Sporadic shelling of Confederate defenses on Morris Island, at the mouth of Charleston Harbor, S.C., have taken their toll this week 150 years ago in the Civil War. The night of Sept. 6-7, 1863, the Confederate garrison at Battery Wagner on Morris Island was evacuated—leaving the Union to control the barrier island near the harbor entrance. The battery was the object of a failed and bloody assault in July 1863 by African-American soldiers who fought courageously but were driven back by Confederate foes in fierce combat. One far bigger prize remains elusive to Union leadership: Confederate-held Fort Sumter. On Sept. 1, 1863, a Union frigate and other warships attempt to bombard Fort Sumter, which has been sporadically shelled for weeks from nearby vantage points. But Fort Sumter, where the Civil War began in April 1861, remained firmly in Confederate hands even as it was being pounded to rubble. Attempts to take the fort, including an attempt in early September by hundreds of Union forces, have all failed.

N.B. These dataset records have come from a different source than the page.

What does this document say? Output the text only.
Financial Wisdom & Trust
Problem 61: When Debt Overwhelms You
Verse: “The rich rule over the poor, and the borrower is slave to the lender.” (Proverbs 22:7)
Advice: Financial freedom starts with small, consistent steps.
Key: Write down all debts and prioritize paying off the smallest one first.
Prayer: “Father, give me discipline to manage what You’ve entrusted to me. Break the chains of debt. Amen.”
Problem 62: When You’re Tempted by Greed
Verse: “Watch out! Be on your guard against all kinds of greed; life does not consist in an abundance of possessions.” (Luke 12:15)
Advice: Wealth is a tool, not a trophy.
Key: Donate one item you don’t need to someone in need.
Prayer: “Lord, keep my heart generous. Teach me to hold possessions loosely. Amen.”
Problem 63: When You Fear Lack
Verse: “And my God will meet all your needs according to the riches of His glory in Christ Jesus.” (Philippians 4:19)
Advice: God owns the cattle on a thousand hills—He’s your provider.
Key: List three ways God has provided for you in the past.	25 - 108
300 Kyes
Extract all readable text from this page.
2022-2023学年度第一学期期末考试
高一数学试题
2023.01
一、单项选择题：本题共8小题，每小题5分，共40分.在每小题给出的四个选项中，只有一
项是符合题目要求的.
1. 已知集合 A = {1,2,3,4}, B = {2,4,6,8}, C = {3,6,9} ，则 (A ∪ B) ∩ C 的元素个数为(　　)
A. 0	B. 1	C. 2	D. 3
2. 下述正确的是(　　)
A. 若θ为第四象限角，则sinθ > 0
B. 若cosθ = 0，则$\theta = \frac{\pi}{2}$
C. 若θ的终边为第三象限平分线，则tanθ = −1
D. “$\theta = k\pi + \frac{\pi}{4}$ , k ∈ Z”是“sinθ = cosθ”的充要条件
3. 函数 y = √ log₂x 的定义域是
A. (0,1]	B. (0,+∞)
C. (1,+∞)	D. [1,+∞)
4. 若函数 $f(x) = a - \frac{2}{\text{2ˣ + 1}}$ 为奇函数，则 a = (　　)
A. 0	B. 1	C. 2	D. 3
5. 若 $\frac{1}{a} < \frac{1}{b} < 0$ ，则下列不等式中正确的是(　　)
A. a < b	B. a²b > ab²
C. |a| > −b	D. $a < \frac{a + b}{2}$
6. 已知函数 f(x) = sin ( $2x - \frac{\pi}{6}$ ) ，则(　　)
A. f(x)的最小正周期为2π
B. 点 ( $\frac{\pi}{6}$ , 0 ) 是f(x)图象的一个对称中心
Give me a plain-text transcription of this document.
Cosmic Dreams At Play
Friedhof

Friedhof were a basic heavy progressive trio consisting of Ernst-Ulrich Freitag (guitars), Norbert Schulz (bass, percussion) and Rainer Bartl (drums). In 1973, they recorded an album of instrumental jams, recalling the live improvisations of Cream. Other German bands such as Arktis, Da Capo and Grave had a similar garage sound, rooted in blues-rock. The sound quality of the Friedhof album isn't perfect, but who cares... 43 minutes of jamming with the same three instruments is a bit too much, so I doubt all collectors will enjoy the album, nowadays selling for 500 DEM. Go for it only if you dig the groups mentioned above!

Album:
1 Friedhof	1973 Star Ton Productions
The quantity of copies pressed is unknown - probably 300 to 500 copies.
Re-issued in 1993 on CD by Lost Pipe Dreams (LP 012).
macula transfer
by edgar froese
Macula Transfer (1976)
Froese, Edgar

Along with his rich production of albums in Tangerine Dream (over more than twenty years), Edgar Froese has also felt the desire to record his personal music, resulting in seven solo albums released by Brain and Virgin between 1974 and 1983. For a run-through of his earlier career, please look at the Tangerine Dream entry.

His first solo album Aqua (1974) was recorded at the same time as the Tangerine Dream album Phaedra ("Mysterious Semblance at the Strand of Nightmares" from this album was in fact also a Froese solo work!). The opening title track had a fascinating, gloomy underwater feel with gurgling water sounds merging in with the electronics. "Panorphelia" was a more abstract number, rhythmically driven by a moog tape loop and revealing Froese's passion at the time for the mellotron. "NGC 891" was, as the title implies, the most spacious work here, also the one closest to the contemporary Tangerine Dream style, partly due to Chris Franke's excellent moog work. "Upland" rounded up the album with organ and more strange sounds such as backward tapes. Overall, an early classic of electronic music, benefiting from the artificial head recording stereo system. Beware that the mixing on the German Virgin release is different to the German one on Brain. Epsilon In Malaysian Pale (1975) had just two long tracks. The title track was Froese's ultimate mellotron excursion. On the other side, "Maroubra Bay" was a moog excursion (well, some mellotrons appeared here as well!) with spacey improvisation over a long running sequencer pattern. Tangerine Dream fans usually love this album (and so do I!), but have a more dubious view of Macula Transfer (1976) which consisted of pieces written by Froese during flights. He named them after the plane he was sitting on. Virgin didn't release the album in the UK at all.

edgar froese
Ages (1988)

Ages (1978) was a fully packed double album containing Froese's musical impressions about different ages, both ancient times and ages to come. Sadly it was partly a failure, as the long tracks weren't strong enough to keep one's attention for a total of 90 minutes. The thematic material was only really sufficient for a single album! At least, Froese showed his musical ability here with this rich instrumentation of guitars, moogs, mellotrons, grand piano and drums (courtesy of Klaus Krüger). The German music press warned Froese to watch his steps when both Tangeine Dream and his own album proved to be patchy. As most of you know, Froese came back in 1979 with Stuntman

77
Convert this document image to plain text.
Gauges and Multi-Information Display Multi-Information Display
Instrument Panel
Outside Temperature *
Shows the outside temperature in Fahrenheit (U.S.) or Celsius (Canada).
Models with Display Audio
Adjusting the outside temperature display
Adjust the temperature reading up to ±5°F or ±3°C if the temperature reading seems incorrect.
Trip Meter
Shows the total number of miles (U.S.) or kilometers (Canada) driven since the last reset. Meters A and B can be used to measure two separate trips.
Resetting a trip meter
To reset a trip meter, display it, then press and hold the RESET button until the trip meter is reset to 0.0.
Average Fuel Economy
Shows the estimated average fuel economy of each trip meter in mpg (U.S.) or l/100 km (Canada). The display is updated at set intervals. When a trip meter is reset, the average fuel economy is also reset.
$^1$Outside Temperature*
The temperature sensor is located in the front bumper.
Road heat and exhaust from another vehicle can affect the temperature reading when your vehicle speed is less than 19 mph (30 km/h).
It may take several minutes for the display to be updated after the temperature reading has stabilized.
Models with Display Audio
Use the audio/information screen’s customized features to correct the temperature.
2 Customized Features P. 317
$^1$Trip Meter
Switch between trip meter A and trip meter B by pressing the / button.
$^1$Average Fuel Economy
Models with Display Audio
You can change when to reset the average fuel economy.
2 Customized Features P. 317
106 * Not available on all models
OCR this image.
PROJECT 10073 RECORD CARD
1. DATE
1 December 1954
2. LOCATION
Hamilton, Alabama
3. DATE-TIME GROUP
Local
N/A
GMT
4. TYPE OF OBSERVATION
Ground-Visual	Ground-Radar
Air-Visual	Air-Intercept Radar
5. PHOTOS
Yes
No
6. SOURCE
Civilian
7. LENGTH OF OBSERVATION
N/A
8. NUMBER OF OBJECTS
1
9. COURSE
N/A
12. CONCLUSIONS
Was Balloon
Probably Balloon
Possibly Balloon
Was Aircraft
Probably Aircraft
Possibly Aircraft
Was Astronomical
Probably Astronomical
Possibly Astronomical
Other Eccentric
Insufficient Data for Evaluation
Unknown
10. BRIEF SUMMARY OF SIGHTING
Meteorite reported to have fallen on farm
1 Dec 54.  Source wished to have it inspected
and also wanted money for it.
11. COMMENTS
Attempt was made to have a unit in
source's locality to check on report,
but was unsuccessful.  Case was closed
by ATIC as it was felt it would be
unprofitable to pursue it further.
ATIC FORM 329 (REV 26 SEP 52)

This Week in The Civil War, for week of Sunday, Sept. 8: Union victorious in Little Rock, Arkansas.
This week 150 years ago in the Civil War, a Union army led by Maj. Gen. Frederick Steele forced the last Confederate troops from the Arkansas capital of Little Rock. By Sept. 2, 1863, Union forces had swelled to some 15,000 troops nearing Little Rock. The Union columns were arrayed against nearly 8,000 Confederates commanded by Sterling Price. Steele ordered his fighters to swing into action Sept. 9, 1863, along the Arkansas River east of Little Rock. Fighting erupted a day later and an overwhelming fusillade of cannon and artillery fire by advancing Union forces began pushing the Confederates into retreat. Union cavalry relentlessly repulsed their rivals, sending the Confederates in the direction of southwest Arkansas. As Union fighters swept into Little Rock, the city's remaining civil authorities quickly surrendered that capital city on Sept. 10, 1863. Victory by the Union in Arkansas meant the federal forces were taking control of yet another capital city once under sway of the secessionists.
This Week in The Civil War, for week of Sunday, Sept. 15: Lincoln suspends writ of Habeas Corpus throughout U.S.
President Abraham Lincoln, bidding to gain the upper hand in the Civil War, issued Proclamation 104 on Sept. 15, 1863, suspending the writ of Habeas Corpus throughout the United States. He wrote in his proclamation that "this suspension will continue throughout the duration of the said rebellion, or until this proclamation shall, by a subsequent one to be issued by the President of the United States, be modified or revoked." Such a writ is a right under U.S. law allowing a prisoner to petition to be brought before the courts to determine if that person's continuing detention by authorities is lawful. Constitutionally, it can be suspended only in extraordinary circumstances such as ensuring public safety in times of rebellion or invasion. Lincoln's move to suspend the writ was controversial at the time.